Em algumas culturas, o prazer só é permitido para os homens. Em muitos países da África o clitóris feminino é extirpado ainda na infância a sangue frio, levando muitas a morte prematura e outras à ignorância total do prazer sexual (pelo menos o clitoriano). Mas quantas de nós, nas sociedades dita liberais, não temos nosso clitóris extirpado? Nosso prazer negado?

No trabalho, somos vistas de modo diferente. Se um homem anda com um botão da blusa aberto, ele é visto como sendo descolado, se uma mulher faz o mesmo é considerada, no mínimo, como sendo muito ousada, atrevida ou indiscreta. Não estou tratando de uma questão puramente sexista, porque as mulheres, por vezes, são as primeiras a se criticar.

Vi um belo filme chamado Malena, um interessante filme que retrata o descobrimento do sexo por um menino e o preconceito de uma pequena vila com uma mulher jovem, bonita e solitária. Malena, casada com um militar, é deixada duas semanas após seu casamento para que seu marido lute pela Itália na Segunda Grande Guerra.

O incomodo causado pela beleza da jovem e sua solidão, faz surgir vários boatos sobre sua fidelidade ao marido distante. Assim ela ganha a antipatia das mulheres, invejosas de sua beleza e jovialidade, e o desejo ardente dos homens, intrigados e desejosos. Até então, os boatos não lhe causavam muitos problemas, mas quando seu marido é dado como morto, a cidade se alvoroça, e tais boatos chegam até o pai da jovem que, crendo na má conduta da filha, a abandona. Viúva e após a morte de seu pai num bombardeio a cidade, Malena se entrega aos boatos e se torna uma prostituta.

Não vou contar o final do filme, pois acredito que pela bela fotografia e delicadeza da história, ele deve ser visto e não simplesmente contado. A sutileza com que são mostradas as cenas e o desenrolar da história me faz pensar o quanto, ainda hoje, não nos deparamos com Malenas e mulheres invejosas, assim como homem recalcados.

Você me pergunta como do meu aniversário eu fui parar na questão da liberdade sexual e o preconceito?

Pois bem, quando adultos nos deparamos com várias teorias, teses e antíteses da vida. Neste momento penso que todo radicalismo excede a razão e a destrói; desejo, profundamente, que nos próximos anos o mundo seja mais racional e humano.

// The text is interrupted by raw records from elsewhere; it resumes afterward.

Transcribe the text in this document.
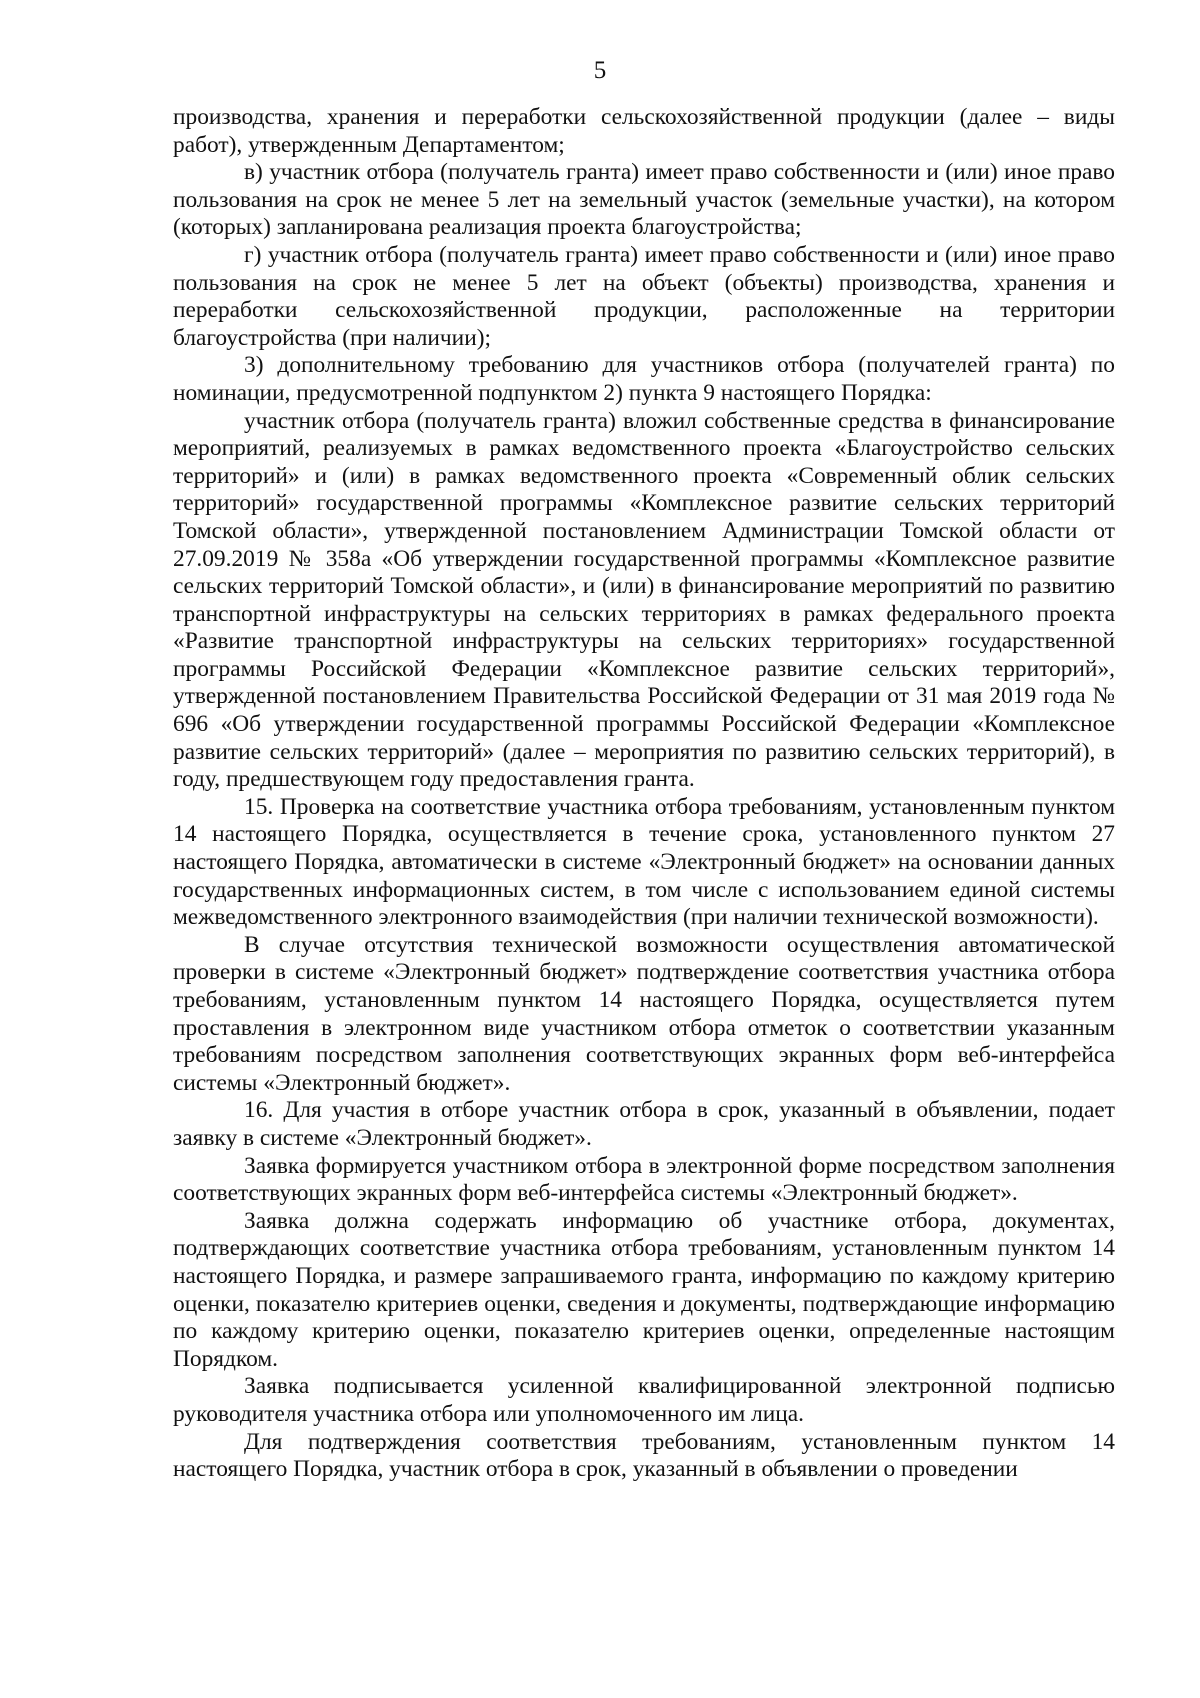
5

производства, хранения и переработки сельскохозяйственной продукции (далее – виды работ), утвержденным Департаментом;

в) участник отбора (получатель гранта) имеет право собственности и (или) иное право пользования на срок не менее 5 лет на земельный участок (земельные участки), на котором (которых) запланирована реализация проекта благоустройства;

г) участник отбора (получатель гранта) имеет право собственности и (или) иное право пользования на срок не менее 5 лет на объект (объекты) производства, хранения и переработки сельскохозяйственной продукции, расположенные на территории благоустройства (при наличии);

3) дополнительному требованию для участников отбора (получателей гранта) по номинации, предусмотренной подпунктом 2) пункта 9 настоящего Порядка:

участник отбора (получатель гранта) вложил собственные средства в финансирование мероприятий, реализуемых в рамках ведомственного проекта «Благоустройство сельских территорий» и (или) в рамках ведомственного проекта «Современный облик сельских территорий» государственной программы «Комплексное развитие сельских территорий Томской области», утвержденной постановлением Администрации Томской области от 27.09.2019 № 358а «Об утверждении государственной программы «Комплексное развитие сельских территорий Томской области», и (или) в финансирование мероприятий по развитию транспортной инфраструктуры на сельских территориях в рамках федерального проекта «Развитие транспортной инфраструктуры на сельских территориях» государственной программы Российской Федерации «Комплексное развитие сельских территорий», утвержденной постановлением Правительства Российской Федерации от 31 мая 2019 года № 696 «Об утверждении государственной программы Российской Федерации «Комплексное развитие сельских территорий» (далее – мероприятия по развитию сельских территорий), в году, предшествующем году предоставления гранта.

15. Проверка на соответствие участника отбора требованиям, установленным пунктом 14 настоящего Порядка, осуществляется в течение срока, установленного пунктом 27 настоящего Порядка, автоматически в системе «Электронный бюджет» на основании данных государственных информационных систем, в том числе с использованием единой системы межведомственного электронного взаимодействия (при наличии технической возможности).

В случае отсутствия технической возможности осуществления автоматической проверки в системе «Электронный бюджет» подтверждение соответствия участника отбора требованиям, установленным пунктом 14 настоящего Порядка, осуществляется путем проставления в электронном виде участником отбора отметок о соответствии указанным требованиям посредством заполнения соответствующих экранных форм веб-интерфейса системы «Электронный бюджет».

16. Для участия в отборе участник отбора в срок, указанный в объявлении, подает заявку в системе «Электронный бюджет».

Заявка формируется участником отбора в электронной форме посредством заполнения соответствующих экранных форм веб-интерфейса системы «Электронный бюджет».

Заявка должна содержать информацию об участнике отбора, документах, подтверждающих соответствие участника отбора требованиям, установленным пунктом 14 настоящего Порядка, и размере запрашиваемого гранта, информацию по каждому критерию оценки, показателю критериев оценки, сведения и документы, подтверждающие информацию по каждому критерию оценки, показателю критериев оценки, определенные настоящим Порядком.

Заявка подписывается усиленной квалифицированной электронной подписью руководителя участника отбора или уполномоченного им лица.

Для подтверждения соответствия требованиям, установленным пунктом 14 настоящего Порядка, участник отбора в срок, указанный в объявлении о проведении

“Quando tá escuro e ninguém me vê

Quando tá escuro, eu enxergo melhor

Quando ta escuro, te vejo brilhar

É onde eu fico a vontade sem medo da claridade

Passo o dia inteiro esperando a noite chegar

Porque não há mais nada que eu queira fazer.

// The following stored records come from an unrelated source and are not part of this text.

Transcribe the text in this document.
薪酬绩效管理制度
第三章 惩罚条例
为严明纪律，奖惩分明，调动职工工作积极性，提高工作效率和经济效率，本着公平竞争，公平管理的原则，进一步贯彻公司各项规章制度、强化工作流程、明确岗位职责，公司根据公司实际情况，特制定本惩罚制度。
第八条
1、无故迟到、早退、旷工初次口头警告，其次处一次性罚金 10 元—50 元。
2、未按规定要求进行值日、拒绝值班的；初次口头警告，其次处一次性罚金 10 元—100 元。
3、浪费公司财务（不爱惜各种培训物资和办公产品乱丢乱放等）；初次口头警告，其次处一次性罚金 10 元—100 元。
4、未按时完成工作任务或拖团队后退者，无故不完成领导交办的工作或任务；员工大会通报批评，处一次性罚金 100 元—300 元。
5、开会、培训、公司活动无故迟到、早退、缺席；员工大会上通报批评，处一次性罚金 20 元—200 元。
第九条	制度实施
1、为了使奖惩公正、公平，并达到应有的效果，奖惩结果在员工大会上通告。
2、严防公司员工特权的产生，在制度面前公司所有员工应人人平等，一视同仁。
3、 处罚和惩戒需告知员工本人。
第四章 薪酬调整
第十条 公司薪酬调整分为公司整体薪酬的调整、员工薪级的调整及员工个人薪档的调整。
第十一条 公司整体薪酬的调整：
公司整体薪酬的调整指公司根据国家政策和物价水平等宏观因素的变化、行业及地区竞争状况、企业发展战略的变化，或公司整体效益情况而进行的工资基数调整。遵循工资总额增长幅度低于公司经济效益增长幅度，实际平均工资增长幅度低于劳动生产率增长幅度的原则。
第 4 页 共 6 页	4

Quando tá escuro, tanto faz que cor tem

Quando tá escuro só valem as palavras

Quando tá escuro ninguém repara as minhas meias

É onde eu fico a vontade, sem medo da claridade

Passo o dia inteiro esperando a noite chegar

Porque não há mais nada que eu queira fazer...”

(Pitty – No escuro)

A tempo: Por que nos sentimos idiotas quando estamos absurdamente felizes?